Legislative Assembly—
Single-chamber parlement elected under the
constitutional monarchy, 1791–1792, that ended with the declaration of the
French Republic.

Lettres de Cachet—
Sealed orders by which the king could
incarcerate or exile anyone without charges or trial. Voltaire was a victim of
such a
lettre
and was imprisoned in the Bastille.

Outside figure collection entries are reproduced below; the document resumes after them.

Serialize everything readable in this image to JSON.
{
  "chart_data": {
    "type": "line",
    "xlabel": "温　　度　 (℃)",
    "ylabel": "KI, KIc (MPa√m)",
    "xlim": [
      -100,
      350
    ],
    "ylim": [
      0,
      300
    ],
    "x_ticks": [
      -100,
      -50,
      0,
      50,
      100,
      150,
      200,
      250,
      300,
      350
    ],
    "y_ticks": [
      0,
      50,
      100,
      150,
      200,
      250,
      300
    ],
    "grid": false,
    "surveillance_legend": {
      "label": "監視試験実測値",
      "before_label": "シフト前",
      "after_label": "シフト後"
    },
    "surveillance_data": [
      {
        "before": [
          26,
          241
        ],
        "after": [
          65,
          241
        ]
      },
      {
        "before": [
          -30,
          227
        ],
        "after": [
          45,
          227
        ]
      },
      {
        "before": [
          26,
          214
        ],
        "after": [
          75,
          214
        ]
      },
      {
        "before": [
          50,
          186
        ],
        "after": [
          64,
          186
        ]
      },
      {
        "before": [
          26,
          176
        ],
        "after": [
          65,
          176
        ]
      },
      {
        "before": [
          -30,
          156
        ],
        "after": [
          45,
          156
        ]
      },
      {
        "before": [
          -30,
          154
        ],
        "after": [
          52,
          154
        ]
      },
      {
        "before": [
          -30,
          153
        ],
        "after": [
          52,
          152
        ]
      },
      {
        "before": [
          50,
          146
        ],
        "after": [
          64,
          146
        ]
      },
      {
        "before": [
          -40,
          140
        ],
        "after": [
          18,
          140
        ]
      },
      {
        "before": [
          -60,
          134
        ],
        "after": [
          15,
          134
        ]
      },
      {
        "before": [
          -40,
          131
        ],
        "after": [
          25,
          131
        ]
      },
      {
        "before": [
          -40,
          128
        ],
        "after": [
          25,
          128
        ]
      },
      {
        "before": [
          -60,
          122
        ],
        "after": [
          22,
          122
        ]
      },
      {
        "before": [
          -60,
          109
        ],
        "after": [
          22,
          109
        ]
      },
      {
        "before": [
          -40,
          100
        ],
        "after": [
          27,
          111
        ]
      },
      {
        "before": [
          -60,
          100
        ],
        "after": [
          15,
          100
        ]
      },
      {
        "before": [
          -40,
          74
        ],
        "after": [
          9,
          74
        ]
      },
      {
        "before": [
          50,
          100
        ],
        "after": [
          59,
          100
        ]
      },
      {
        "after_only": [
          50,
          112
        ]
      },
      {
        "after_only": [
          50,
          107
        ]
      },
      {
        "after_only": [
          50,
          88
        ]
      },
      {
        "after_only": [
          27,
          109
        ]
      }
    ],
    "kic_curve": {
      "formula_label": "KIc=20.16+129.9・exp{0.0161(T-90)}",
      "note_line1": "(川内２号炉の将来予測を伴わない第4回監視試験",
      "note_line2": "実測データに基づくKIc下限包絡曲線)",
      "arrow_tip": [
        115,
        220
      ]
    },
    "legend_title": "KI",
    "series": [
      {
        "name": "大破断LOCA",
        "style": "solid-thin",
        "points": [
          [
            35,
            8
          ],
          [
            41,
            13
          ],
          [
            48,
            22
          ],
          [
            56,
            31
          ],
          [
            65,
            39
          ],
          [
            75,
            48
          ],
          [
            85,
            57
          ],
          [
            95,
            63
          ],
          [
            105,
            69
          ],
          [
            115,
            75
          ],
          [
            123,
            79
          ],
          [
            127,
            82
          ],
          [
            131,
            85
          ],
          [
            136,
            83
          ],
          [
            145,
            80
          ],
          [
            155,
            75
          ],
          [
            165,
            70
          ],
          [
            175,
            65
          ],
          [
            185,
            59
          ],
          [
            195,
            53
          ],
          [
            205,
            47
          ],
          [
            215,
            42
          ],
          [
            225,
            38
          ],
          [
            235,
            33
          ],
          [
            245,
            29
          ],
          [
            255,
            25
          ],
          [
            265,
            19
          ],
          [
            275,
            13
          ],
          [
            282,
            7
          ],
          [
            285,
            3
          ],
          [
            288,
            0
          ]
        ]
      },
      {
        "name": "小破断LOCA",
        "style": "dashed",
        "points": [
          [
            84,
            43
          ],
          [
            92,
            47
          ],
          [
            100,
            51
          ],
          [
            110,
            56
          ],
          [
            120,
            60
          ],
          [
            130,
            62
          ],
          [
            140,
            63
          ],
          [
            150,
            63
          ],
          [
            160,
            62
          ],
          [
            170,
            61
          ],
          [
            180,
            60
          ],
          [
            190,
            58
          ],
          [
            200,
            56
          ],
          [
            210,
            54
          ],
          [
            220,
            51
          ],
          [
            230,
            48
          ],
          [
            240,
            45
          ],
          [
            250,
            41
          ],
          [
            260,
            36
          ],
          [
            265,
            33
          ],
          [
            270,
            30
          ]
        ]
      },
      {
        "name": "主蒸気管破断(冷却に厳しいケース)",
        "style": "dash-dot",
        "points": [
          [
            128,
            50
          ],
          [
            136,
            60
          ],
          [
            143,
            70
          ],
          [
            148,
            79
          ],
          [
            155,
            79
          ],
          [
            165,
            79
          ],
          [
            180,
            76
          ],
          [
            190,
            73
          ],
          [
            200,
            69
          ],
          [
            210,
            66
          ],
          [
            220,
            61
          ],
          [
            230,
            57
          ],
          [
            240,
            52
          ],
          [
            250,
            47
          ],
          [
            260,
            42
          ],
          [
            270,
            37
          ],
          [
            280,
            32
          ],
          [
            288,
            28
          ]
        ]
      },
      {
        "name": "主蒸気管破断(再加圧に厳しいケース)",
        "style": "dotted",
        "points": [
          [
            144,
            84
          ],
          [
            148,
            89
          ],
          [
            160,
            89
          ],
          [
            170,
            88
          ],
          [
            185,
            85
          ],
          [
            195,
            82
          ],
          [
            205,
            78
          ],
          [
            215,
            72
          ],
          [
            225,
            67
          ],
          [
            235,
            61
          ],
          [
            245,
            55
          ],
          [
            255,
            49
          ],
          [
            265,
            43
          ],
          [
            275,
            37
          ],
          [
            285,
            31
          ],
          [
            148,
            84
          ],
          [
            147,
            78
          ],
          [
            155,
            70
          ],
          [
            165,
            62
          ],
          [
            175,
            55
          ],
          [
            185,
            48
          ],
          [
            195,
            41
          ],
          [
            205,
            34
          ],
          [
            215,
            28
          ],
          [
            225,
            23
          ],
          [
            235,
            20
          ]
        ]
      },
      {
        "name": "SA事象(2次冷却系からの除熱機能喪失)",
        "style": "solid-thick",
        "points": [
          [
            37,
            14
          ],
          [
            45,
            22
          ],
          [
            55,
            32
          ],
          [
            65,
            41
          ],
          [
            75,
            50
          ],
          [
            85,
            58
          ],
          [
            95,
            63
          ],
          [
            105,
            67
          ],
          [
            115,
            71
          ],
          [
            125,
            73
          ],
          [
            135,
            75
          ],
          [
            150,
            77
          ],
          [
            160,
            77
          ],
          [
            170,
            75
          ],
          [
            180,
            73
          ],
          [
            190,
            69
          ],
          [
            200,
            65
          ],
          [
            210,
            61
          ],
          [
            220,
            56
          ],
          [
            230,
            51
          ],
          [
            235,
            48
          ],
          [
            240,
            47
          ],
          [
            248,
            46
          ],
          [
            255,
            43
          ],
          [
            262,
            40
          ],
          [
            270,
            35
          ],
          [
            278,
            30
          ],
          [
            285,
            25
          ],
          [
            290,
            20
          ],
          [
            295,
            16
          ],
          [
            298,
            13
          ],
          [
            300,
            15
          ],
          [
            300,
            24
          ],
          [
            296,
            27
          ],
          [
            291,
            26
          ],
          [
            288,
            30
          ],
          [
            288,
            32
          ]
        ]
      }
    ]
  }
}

The
lettres
were
abolished by the Constituent Assembly in January 1790.

Levée en Masse—
Mobilization of the nation’s total
manpower and material resources for war; issued on August 23, 1793.

Liberty Tree—
An early and enduring symbol of the revolution, the liberty
tree grew out of the ritual of the maypole at the time of spring planting but,
as a living tree, came to represent regeneration. It could be any kind of hardy
tree and was present at all revolutionary festivals. Under the Terror, it
became a capital offense to cut one down.

Lit de Justice—
Royal session of the Paris parlement at
which the king presided to force acceptance of his edicts.

Livre—
Unit of weight and a unit of
monetary value. See Money.

Maximum—
Laws of May 1793 that fixed the price of grain and of September
1793 that did the same for the price of basic foods, such as bread. The part of
the law that covered fixed wages was never rigorously imposed.

Métayage—
Share cropping, most widespread in the south; the farmer usually
split his crop equally with the landowner.

Money—
There were 12 deniers in a sou and 20 sous in a livre. The louis
d’or was a gold coin first struck in 1640 and issued until the revolution. The
franc was established as the national currency in 1795 as a decimal unit, and
in 1796 it was set at about 1 livre 3 deniers. It contained 4.5 grams of fine
silver and was made up of 100 centimes. A 20-franc gold piece was issued after
the revolution.

Montagnards—
Occupying the highest seats at the National Convention, the
Montagnards (the men of the mountain) were the primary faction that opposed the
Girondins. Estimates of the number of Montagnards (often referred to as
Jacobins, since most were members of the Jacobin club) vary considerably, from
135 to 270. They were supported by a strong base in Paris and by the
sans-culottes. Of the 24 deputies elected from Paris, 21 sat on the mountain.
They came to dominate the Convention but lost influence with the demise of
Robespierre.

Muscadins—
Anti-Jacobin youth from upper-middle-class families. They
wore flamboyant clothes of the earlier court style and reacted to the Terror
after the fall of Robespierre by smashing busts of Marat and violently
attacking former supporters of Robespierre and the Terror. They were repressed
when their usefulness against former radicals was over.